In other words, Cookish et al still stand behind the so-called DOCSIS IPTV Bypass Architecture (DIBA) arguments presented more than a year ago by Motorola’s Michael Patrick, who inveighed against the inefficiencies of sending video on a "hair-pin turn" around the CMTS’s processing core and back out again.
"The logic is that that the MAC (media access control) processing capability that resides in the current CMTS is very expensive," Cookish said. "The other concept is that the cost of the edge QAM (modulator) is coming down. It’s on a Moore’s Law kind of curve."
Motorola is not alone in focusing on the edge QAM modulator. Harmonic’s "direct-to-edge" cable IPTV solution positions its narrowcast services gateway (NSG) 9000 universal edge QAM device as a bridge between an MSO’s DOCSIS 3.0 and digital video infrastructure for IP video delivery. It picked up an award for "IP Cable" at the IPTV World Forum.

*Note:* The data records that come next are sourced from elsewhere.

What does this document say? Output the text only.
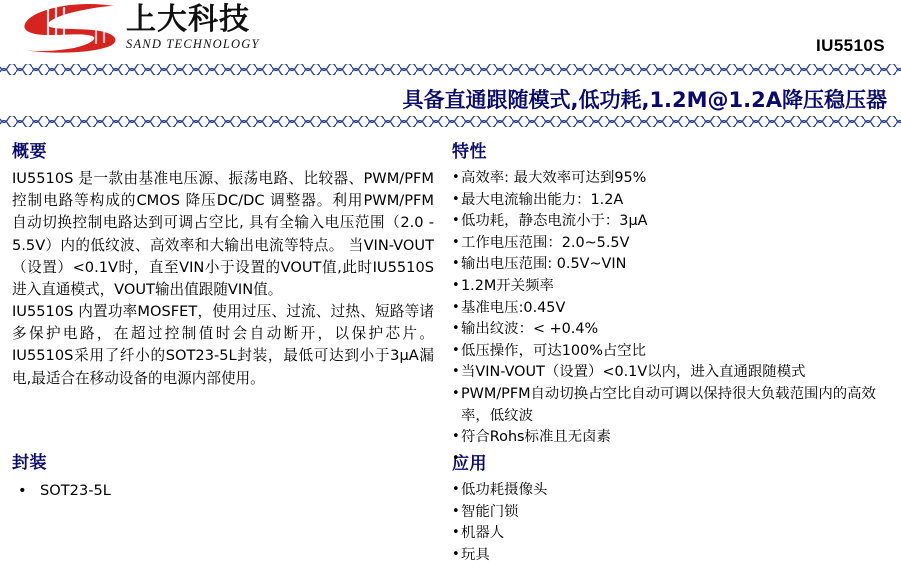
上大科技
SAND TECHNOLOGY	IU5510S
具备直通跟随模式,低功耗,1.2M@1.2A降压稳压器
概要

IU5510S 是一款由基准电压源、振荡电路、比较器、PWM/PFM 控制电路等构成的CMOS 降压DC/DC 调整器。利用PWM/PFM 自动切换控制电路达到可调占空比, 具有全输入电压范围（2.0 - 5.5V）内的低纹波、高效率和大输出电流等特点。 当VIN-VOUT（设置）<0.1V时，直至VIN小于设置的VOUT值,此时IU5510S进入直通模式，VOUT输出值跟随VIN值。

IU5510S 内置功率MOSFET，使用过压、过流、过热、短路等诸多保护电路，在超过控制值时会自动断开，以保护芯片。IU5510S采用了纤小的SOT23-5L封装，最低可达到小于3μA漏电,最适合在移动设备的电源内部使用。

封装
• SOT23-5L
特性
• 高效率: 最大效率可达到95%
• 最大电流输出能力：1.2A
• 低功耗，静态电流小于：3μA
• 工作电压范围：2.0~5.5V
• 输出电压范围: 0.5V~VIN
• 1.2M开关频率
• 基准电压:0.45V
• 输出纹波：< +0.4%
• 低压操作，可达100%占空比
• 当VIN-VOUT（设置）<0.1V以内，进入直通跟随模式
• PWM/PFM自动切换占空比自动可调以保持很大负载范围内的高效率，低纹波
• 符合Rohs标准且无卤素
应用
• 低功耗摄像头
• 智能门锁
• 机器人
• 玩具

Harmonic VP Business Development and Marketing Communications David Price characterized it as a second take on an IPTV proposal offered at last year’s CableLabs Summer Conference. That particular demo swept that event’s Innovation Showcase polling and was subsequently explained in the November issue of CT. What about QoS? While not formally linked, the Harmonic and Motorola approaches face opposition at several levels. As indicated earlier, Cisco executives tend to emphasize the value of aggressive channel bonding. They also portray existing CMTS architecture as fundamentally sound.
That latter point is underscored by Broadcom’s Prodan. "If you look at DIBA, what they’re thinking of doing is not connecting these edge QAMs to the M (modular)-CMTS core MAC going over DEPI (downstream external physical interface). They’re thinking of going over an IP network, with some layer 2 switches, just to connect to video servers."

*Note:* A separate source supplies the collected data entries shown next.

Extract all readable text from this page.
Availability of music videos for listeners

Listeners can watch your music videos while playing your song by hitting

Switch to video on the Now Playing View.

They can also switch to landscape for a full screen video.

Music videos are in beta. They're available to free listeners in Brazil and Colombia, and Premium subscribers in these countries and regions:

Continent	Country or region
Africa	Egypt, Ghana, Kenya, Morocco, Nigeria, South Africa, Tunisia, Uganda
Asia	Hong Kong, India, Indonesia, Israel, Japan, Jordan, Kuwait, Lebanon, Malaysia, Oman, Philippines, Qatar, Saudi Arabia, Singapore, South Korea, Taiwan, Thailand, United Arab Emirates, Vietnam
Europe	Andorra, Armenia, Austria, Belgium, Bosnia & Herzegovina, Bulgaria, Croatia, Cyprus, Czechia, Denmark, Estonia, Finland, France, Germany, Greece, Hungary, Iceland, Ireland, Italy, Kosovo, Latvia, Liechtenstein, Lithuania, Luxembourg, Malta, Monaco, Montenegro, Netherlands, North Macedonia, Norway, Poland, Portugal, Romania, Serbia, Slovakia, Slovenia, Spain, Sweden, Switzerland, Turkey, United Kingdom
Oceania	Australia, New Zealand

"DIBA ignores the QoS requirements of video streams," he said, adding that there is no way to do rate shaping or load balancing with DIBA. Although the DOCSIS tunneling protocol could be used to sidetrack the CMTS, Prodan’s question is who or what is managing that protocol.
"There’s a missing piece," he said.
Conceding that this approach could work well for a bulk, bit-transfer business, Prodan doubts that cable operators see that as their end game. Instead, the CMTS’s support of IP with video encapsulation could be a very big advantage in maintaining a host of qualities.
Apart from the doubts levied by Prodan, the Harmonic and Motorola approaches face somewhat more friendly criticism from another camp. The point that GoBack TV Vice President of Marketing Rei Brockett makes is not that bypassing is a bad idea, but rather that it doesn’t to wait for downstream channel bonding and wideband cable modems. (See Figure 1.) "GoBackTV’s particular implementation allows a single DOCSIS core to support thousands of DOCSIS 1.1/2.0 – and soon 3.0 – cable modems tuned to multicast and unicast video across tens and even hundreds of QAM channels," Brockett said.
Moreover, GoBack technology is live in the field. (For schematic, see Figure 1.) The deployment discussed at the IPTV World Forum event was that of Marco Island Cable, a niche operator serving both year-round and seasonal subscribers on the southwestern edge of Florida.
The GoBack approach looked "like an easy solution to implement … and a good start," said Motorola’s Cookish, who adds that from his perspective, the bypass architecture is "not focused on the small operator as much as the large-scale operator who has to buy lots of CMTS capacity."
Motorola’s goal in this area, he said, is to reintroduce the concept of standardizing the bypass architecture in the second half of 2008. It’s hard to predict how the MSO and CableLabs leaders of DOCSIS will view DIBA this time around, but much probably depends on how the status – and prospects – of 3.0.
"I can’t tell you whether they’ll give us a thumbs up or thumbs down," Cookish said.